“He hasn’t been here for several days and when he does come he has powerful little to say.”
Harvey did not show that he knew this reply was a falsehood. The inventor had been in the house the night before and learned of the presence of the young aviator without his machine. It remained for the latter to make him think his attempt at deception was successful. What surer method could there be than the one Harvey was following?
His next inquiry was as to the trains from the railway station at Beelsburg, a dozen miles away. The stage did not leave until early in the afternoon and generally an hour’s wait was necessary before a passenger could start southward. Harvey proposed to hire a conveyance, which if it made fair progress could intercept a train that passed at noon. When the landlord named the charge for the services of such a team, the guest accepted off-hand and hurried to his room to bring down his traveling bag. He encountered daughter Ann in the hall, to whom he told his purpose. It was safer not to enlighten her as to his real intention, since nothing could be gained by doing so and she would be likely to drop some remark to her “paw” that would disclose Harvey’s scheme. So with a friendly good-bye, he added to his former tip and scurried down stairs, where he had to wait only a few minutes when the open carriage drawn by a gaunt, bony horse drew up and he climbed in. The driver was a youth of about his own age, and a sort of hostler and man of all work. Harvey never met a more grouchy person. It was hard to make him say yes or no to a question, and the passenger gave it up, after letting him know he was on his way to his own home a good many miles distant.
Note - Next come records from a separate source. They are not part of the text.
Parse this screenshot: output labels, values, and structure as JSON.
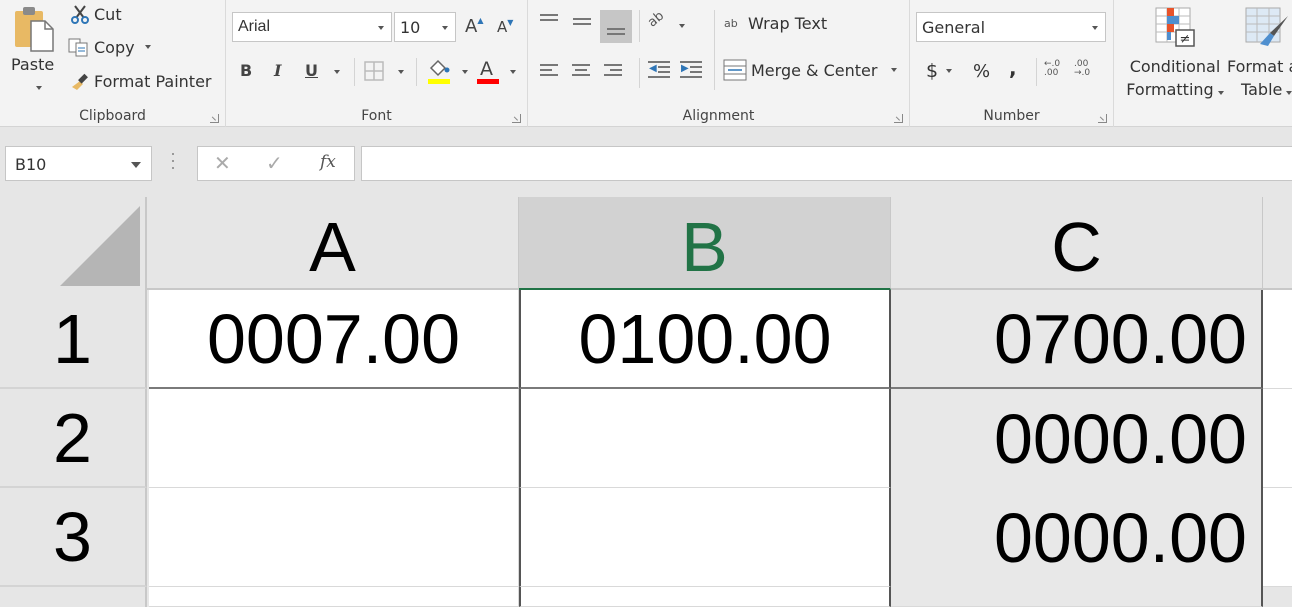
{
  "ribbon": {
    "clipboard": {
      "label": "Clipboard",
      "paste": "Paste",
      "cut": "Cut",
      "copy": "Copy",
      "format_painter": "Format Painter"
    },
    "font": {
      "label": "Font",
      "font_name": "Arial",
      "font_size": "10",
      "grow": "A",
      "shrink": "A",
      "bold": "B",
      "italic": "I",
      "underline": "U",
      "font_color_glyph": "A",
      "fill_color": "#ffff00",
      "font_color": "#ff0000"
    },
    "alignment": {
      "label": "Alignment",
      "wrap_text": "Wrap Text",
      "merge_center": "Merge & Center",
      "orientation_glyph": "ab",
      "wrap_glyph": "ab"
    },
    "number": {
      "label": "Number",
      "format": "General",
      "currency": "$",
      "percent": "%",
      "comma": ",",
      "increase_decimal": "←.0 .00",
      "decrease_decimal": ".00 →.0"
    },
    "styles": {
      "conditional_formatting_line1": "Conditional",
      "conditional_formatting_line2": "Formatting",
      "format_as_table_line1": "Format as",
      "format_as_table_line2": "Table"
    }
  },
  "formula_bar": {
    "name_box": "B10",
    "cancel": "✕",
    "enter": "✓",
    "fx": "fx",
    "value": ""
  },
  "sheet": {
    "columns": [
      "A",
      "B",
      "C"
    ],
    "selected_column": "B",
    "rows": [
      {
        "num": "1",
        "cells": [
          "0007.00",
          "0100.00",
          "0700.00"
        ]
      },
      {
        "num": "2",
        "cells": [
          "",
          "",
          "0000.00"
        ]
      },
      {
        "num": "3",
        "cells": [
          "",
          "",
          "0000.00"
        ]
      }
    ]
  },
  "colors": {
    "accent": "#217346",
    "selected_header": "#d2d2d2"
  }
}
None the less, the fellow knew his business and landed his charge at the station half an hour ahead of train time. Harvey slipped a silver half dollar into his hand and he did not so much as speak or nod, but circled around, struck his rangy animal a whack with his splintered whip and faded from sight in a cloud of dust.
Most of Harvey’s time on his way home was spent in studying an elaborate map of the Adirondack region, northern New York, and the lower portion of the Dominion of Canada. His interest in this work and his retentive memory caused him to absorb knowledge rapidly and soon he began to feel more familiar with the region than he had believed possible without months of exploration.
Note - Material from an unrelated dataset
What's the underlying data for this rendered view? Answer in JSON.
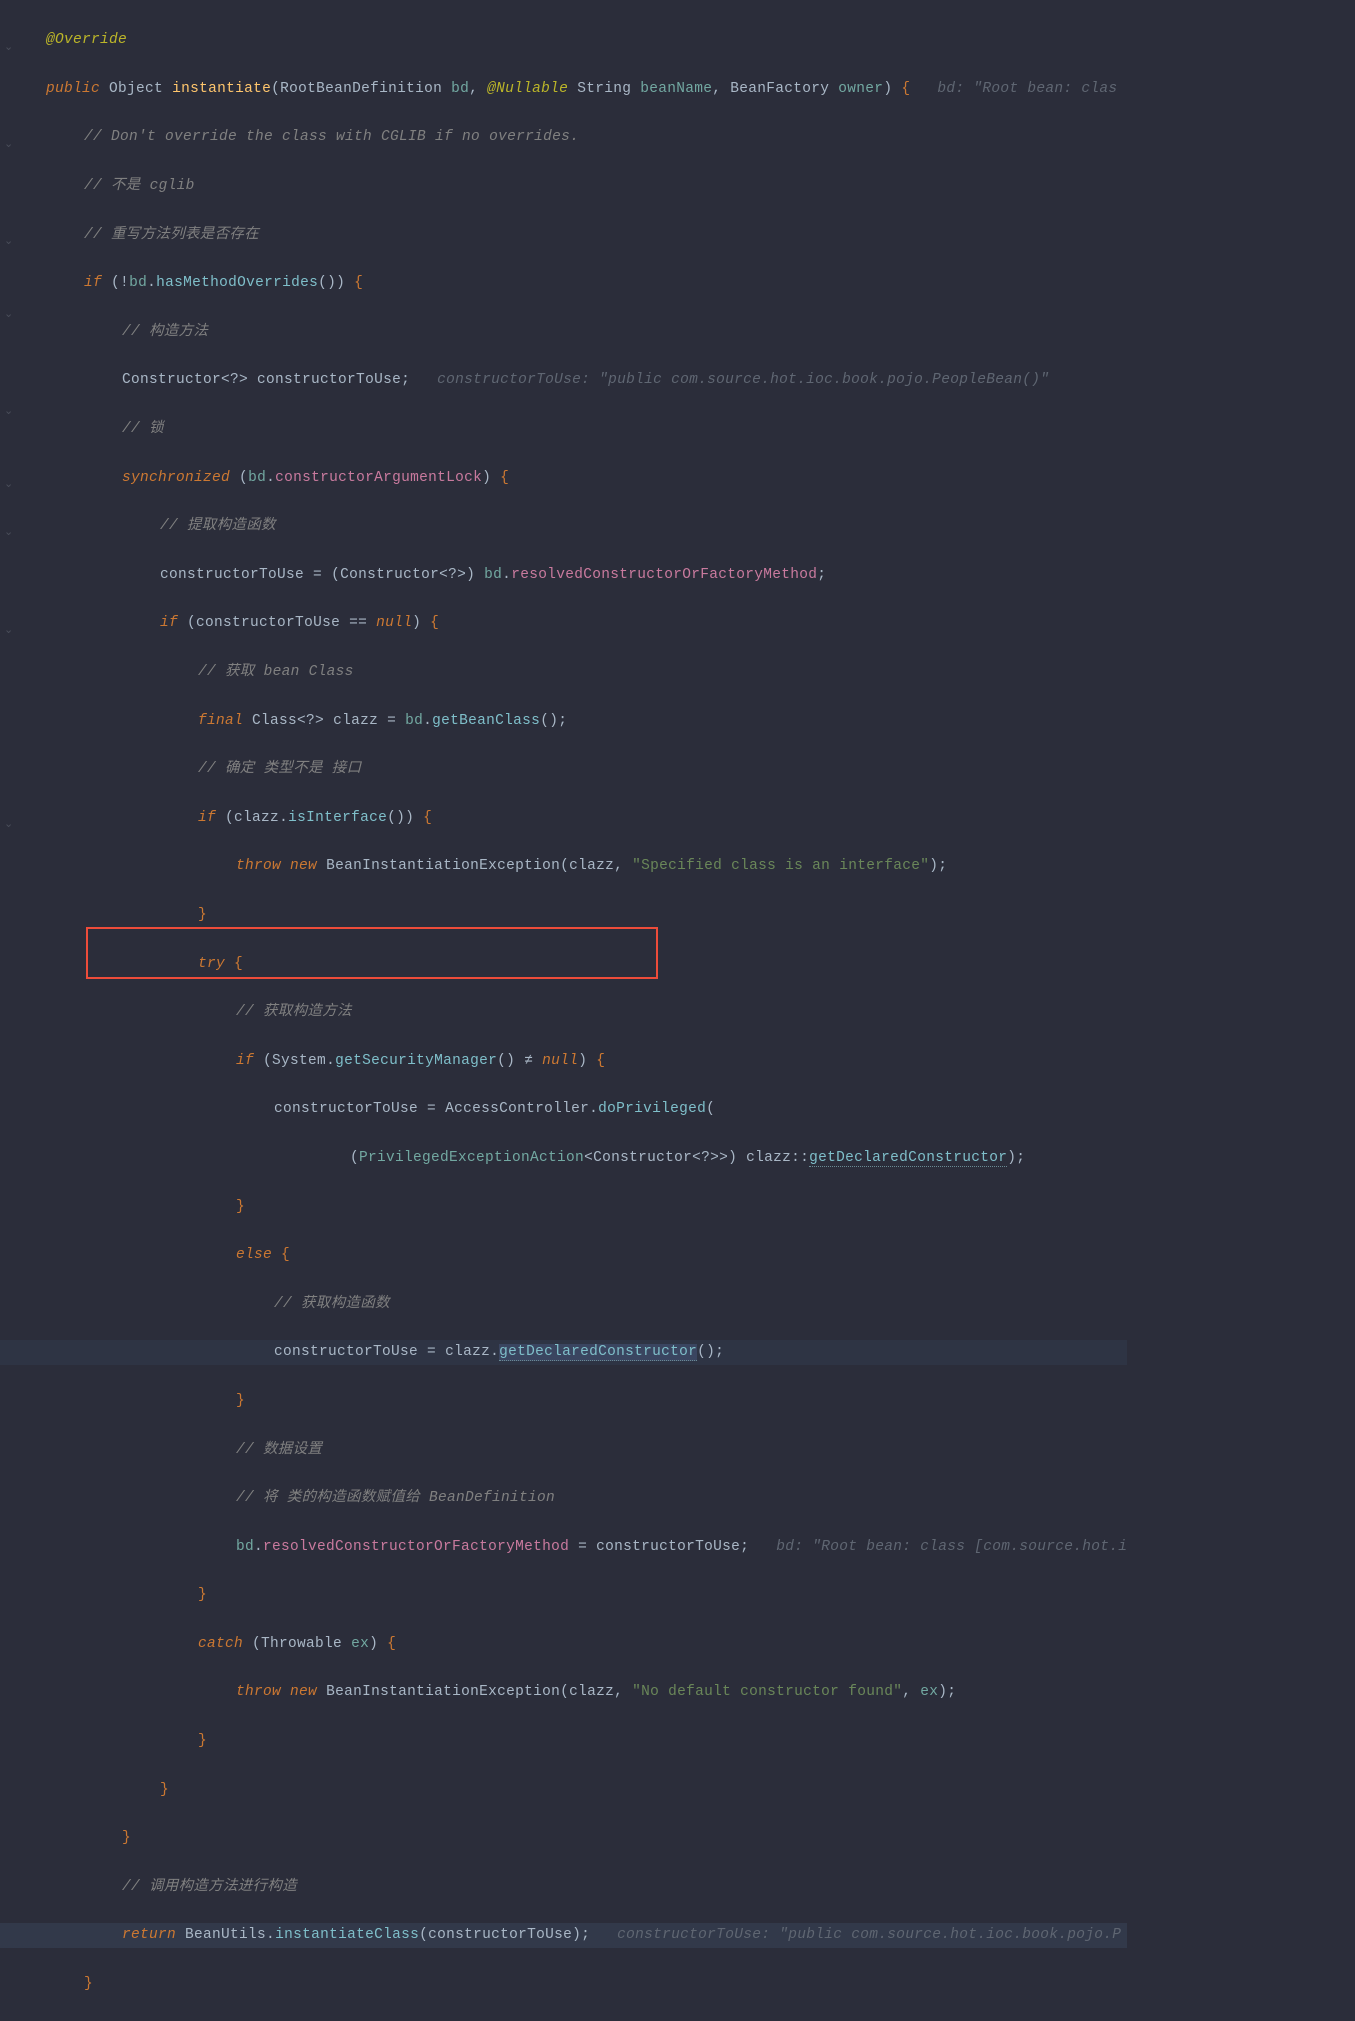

“If I ever get through with this job I think I’ll hire out as a guide for hunters in the Adirondacks. I’m told some of them are paid big wages. It’s odd that Dick should be somewhere up there and it will be a good deal more odd if he and I should meet. I forget what part of the country he dated his letters from and it isn’t likely he stays long in one place. Won’t he be astonished if I drop down on him some fine day from the sky?”
It was on the following afternoon that Harvey Hamilton appeared again at his home near the village of Mootsport. A disappointment met him. He expected as a matter of course that his father would be in New York, but he learned that his mother and sister had accompanied him thither that morning. Harvey went to the house of Mr. Hartley, but he too was absent for the day. The caller explained everything to the wife of the farmer and she promised to transfer the information to the others that evening. To make sure on this point Harvey wrote a letter to his parents in which he told all that had occurred with him since his previous departure. He laid this missive on his fathers table in the library, said a few parting words to the servants, and then hurried out to the hangar to bring his aeroplane into service.
“I expect big things of you,” he said as he carefully examined wires, ribs, engine, ailerons, propeller, rudders and every part down to the minutest detail. “It won’t do to have any defect, which reminds me.”
He ran to the house again and furnished himself with an outfit of the most modern fishing tackle.
“There’s no saying when I may need it. If I should be lost in the Adirondack wilderness, I might have to depend upon what I can take from the lakes and streams. It won’t do any harm too to add to my stock of safety matches.”